Dr. Martin Luther King, Jr., leads thousands in a peaceful march from Selma to Montgomery, AL, to protest the lack of voting rights for African Americans in 1965. He’s joined by then-Student Nonviolent Coordinating Committee Chairman, now U.S. Congressman, John Lewis, right.
The IAM will join thousands of civil, labor and human rights activists in a re-creation of the 1965 march from Selma to Montgomery, AL that called for an end to the segregationist laws that prevented African Americans from voting.

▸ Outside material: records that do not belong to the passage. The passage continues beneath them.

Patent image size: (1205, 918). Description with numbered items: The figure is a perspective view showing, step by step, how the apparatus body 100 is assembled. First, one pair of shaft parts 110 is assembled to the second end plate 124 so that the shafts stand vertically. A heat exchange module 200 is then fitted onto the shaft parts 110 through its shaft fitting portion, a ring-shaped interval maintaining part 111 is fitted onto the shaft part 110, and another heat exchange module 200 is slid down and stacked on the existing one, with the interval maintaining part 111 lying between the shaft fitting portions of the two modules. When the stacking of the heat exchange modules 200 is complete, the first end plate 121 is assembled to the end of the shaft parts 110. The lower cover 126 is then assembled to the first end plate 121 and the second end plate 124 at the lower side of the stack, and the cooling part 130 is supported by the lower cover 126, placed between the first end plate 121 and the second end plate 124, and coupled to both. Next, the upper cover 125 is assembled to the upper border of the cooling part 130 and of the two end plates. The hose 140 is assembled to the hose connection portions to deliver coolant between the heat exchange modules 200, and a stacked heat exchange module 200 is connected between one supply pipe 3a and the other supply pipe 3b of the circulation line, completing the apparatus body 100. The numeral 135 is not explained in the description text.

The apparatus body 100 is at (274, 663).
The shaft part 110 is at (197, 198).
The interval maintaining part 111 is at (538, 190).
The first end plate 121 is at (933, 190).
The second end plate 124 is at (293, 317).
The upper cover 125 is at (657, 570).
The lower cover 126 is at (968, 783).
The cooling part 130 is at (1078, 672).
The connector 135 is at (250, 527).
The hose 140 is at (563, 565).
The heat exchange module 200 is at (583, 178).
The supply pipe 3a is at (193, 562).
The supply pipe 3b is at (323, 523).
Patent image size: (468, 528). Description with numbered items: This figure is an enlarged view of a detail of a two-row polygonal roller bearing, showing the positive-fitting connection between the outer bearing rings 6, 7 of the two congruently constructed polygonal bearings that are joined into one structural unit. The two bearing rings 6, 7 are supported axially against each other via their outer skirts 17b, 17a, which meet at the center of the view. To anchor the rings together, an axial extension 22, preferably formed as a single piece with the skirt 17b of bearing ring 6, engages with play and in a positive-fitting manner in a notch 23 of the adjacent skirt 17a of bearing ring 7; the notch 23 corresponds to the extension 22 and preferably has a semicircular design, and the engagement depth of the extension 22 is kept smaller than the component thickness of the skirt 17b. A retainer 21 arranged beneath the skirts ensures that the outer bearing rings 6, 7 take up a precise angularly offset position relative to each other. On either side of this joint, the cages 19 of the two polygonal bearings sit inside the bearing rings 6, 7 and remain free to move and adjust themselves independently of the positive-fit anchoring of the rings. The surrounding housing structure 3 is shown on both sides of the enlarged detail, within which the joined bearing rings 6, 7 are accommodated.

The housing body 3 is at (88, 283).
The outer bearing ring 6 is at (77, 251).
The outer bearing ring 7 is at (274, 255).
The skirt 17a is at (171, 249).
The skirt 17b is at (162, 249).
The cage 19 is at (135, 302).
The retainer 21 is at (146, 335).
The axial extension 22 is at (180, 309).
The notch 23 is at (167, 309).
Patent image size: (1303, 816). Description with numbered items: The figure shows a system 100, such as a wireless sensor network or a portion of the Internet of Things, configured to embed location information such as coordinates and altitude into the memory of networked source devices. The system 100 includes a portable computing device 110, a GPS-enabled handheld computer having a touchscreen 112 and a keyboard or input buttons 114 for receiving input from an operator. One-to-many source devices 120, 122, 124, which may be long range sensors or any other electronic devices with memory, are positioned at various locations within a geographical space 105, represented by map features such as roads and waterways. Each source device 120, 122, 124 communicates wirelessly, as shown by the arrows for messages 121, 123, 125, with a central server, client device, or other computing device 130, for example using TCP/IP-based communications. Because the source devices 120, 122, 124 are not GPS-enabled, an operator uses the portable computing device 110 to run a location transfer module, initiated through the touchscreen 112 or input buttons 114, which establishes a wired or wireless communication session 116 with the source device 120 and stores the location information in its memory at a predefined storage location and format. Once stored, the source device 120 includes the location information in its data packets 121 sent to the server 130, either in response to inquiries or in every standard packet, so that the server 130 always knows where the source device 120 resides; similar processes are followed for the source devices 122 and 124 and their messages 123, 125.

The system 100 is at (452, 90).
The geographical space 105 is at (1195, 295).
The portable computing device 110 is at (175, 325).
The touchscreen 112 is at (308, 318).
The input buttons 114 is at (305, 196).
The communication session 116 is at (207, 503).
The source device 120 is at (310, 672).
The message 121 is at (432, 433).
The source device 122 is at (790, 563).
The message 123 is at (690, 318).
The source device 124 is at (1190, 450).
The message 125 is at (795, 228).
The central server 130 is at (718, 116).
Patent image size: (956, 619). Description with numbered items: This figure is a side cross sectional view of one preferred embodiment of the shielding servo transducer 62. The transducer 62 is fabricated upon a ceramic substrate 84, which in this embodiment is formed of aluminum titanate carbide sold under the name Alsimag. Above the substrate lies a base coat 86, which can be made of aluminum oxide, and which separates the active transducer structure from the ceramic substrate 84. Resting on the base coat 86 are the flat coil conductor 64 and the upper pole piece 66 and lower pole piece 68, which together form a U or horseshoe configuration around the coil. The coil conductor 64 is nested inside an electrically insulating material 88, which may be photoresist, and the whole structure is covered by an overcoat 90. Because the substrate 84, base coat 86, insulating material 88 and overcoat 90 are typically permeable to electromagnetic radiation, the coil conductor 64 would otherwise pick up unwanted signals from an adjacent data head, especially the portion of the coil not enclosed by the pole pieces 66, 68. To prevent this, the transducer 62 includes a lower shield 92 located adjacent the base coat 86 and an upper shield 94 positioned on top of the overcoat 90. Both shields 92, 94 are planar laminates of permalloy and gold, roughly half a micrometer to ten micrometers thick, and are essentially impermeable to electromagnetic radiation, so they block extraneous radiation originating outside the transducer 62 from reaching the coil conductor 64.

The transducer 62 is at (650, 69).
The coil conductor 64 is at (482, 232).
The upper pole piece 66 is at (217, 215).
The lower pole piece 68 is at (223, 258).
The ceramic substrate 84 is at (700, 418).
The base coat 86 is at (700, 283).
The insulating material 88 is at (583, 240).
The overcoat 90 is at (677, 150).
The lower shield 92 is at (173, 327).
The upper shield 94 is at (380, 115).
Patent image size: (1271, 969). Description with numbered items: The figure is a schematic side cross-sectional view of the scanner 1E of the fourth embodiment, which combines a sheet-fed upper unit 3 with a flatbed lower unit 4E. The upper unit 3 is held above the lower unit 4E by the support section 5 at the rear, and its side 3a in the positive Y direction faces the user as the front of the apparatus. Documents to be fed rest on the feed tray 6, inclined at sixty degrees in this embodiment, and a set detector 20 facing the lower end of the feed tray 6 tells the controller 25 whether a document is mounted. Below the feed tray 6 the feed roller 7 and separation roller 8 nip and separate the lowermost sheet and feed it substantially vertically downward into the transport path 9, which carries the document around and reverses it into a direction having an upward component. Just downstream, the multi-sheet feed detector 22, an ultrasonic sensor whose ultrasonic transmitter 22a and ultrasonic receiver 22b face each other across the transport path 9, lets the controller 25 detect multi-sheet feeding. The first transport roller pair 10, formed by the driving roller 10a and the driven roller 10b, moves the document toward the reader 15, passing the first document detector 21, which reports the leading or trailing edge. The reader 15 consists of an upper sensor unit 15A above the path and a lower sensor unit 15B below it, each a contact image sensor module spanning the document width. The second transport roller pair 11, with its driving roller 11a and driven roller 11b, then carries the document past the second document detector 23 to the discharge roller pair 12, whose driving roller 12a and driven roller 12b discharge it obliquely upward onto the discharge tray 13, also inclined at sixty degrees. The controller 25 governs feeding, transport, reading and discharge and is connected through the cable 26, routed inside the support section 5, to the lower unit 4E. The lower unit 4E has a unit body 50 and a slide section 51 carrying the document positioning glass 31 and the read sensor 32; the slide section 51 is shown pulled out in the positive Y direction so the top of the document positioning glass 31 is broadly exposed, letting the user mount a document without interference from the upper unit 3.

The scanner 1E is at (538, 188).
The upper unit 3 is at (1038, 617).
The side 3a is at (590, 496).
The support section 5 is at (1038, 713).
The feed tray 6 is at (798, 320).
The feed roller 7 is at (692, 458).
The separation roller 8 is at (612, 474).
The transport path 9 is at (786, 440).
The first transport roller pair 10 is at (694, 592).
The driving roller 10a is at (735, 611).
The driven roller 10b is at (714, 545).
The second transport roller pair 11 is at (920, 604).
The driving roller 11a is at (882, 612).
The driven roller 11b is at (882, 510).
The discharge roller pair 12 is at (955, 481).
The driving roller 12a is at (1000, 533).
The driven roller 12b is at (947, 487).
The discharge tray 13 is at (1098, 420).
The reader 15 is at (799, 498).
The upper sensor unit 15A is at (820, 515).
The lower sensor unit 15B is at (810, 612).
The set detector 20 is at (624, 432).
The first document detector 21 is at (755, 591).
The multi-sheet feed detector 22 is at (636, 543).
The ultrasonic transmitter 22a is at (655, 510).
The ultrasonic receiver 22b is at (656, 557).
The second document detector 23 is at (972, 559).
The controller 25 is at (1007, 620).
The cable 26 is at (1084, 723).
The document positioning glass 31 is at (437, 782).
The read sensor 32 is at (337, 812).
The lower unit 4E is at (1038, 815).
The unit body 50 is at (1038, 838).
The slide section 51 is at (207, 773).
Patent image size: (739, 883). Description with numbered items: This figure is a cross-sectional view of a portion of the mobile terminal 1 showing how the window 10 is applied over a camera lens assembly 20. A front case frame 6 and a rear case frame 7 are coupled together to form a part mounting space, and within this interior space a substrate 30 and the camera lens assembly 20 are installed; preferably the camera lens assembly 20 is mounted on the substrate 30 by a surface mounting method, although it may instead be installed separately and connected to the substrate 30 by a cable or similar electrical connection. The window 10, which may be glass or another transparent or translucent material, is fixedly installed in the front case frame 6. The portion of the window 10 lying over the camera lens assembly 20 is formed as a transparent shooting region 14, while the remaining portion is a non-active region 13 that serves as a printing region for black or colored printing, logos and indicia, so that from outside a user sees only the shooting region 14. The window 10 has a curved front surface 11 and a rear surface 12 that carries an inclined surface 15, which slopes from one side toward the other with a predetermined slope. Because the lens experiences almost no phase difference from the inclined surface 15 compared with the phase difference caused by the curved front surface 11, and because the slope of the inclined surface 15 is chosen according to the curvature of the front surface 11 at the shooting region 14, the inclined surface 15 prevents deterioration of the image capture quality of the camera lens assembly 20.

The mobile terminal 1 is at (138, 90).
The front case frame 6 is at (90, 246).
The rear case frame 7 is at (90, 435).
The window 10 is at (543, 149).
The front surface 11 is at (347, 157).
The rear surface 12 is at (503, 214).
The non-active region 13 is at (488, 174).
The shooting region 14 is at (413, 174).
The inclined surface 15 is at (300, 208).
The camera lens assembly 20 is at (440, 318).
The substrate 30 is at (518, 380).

The Selma 50th Anniversary Bridge Crossing Jubilee will take place March 5-9, with a 52-mile march starting at the Edmund Pettus Bridge – the infamous “Bloody Sunday” site where 600 peaceful protestors were clubbed and tear gassed at the hands of Alabama state troopers and local police as they attempted to cross in 1965.
Two weeks later, after a tumultuous series of events, court hearings and pleas for help from the Lyndon B. Johnson White House, Dr. Martin Luther King, Jr., led a peaceful protest across the bridge to the capital city.
The original march was a key part of the American civil rights movement, targeting the deplorable “Jim Crow” laws, which touted “equal-but-separate” conditions for African Americans. The “separate” part of the law was enforced, while the “equal” part was anything but.
Johnson signed the Voting Rights Act in August 1965.
This year’s marchers are focusing attention on new attacks on voting rights, immigrants, workers’ rights and education.
“We’re able to freely march for justice today because our brothers and sisters marched bravely for civil rights 50 years ago,” said IAM General Vice President Diane Babineaux, who led a contingent of IAM members to the 47th anniversary of the march in 2012. “While significant progress has been made in some areas, today’s attacks against American workers and their families are a blatant attempt at forcing us backwards. We will never forget. And we will continue to fight for what is rightfully ours.”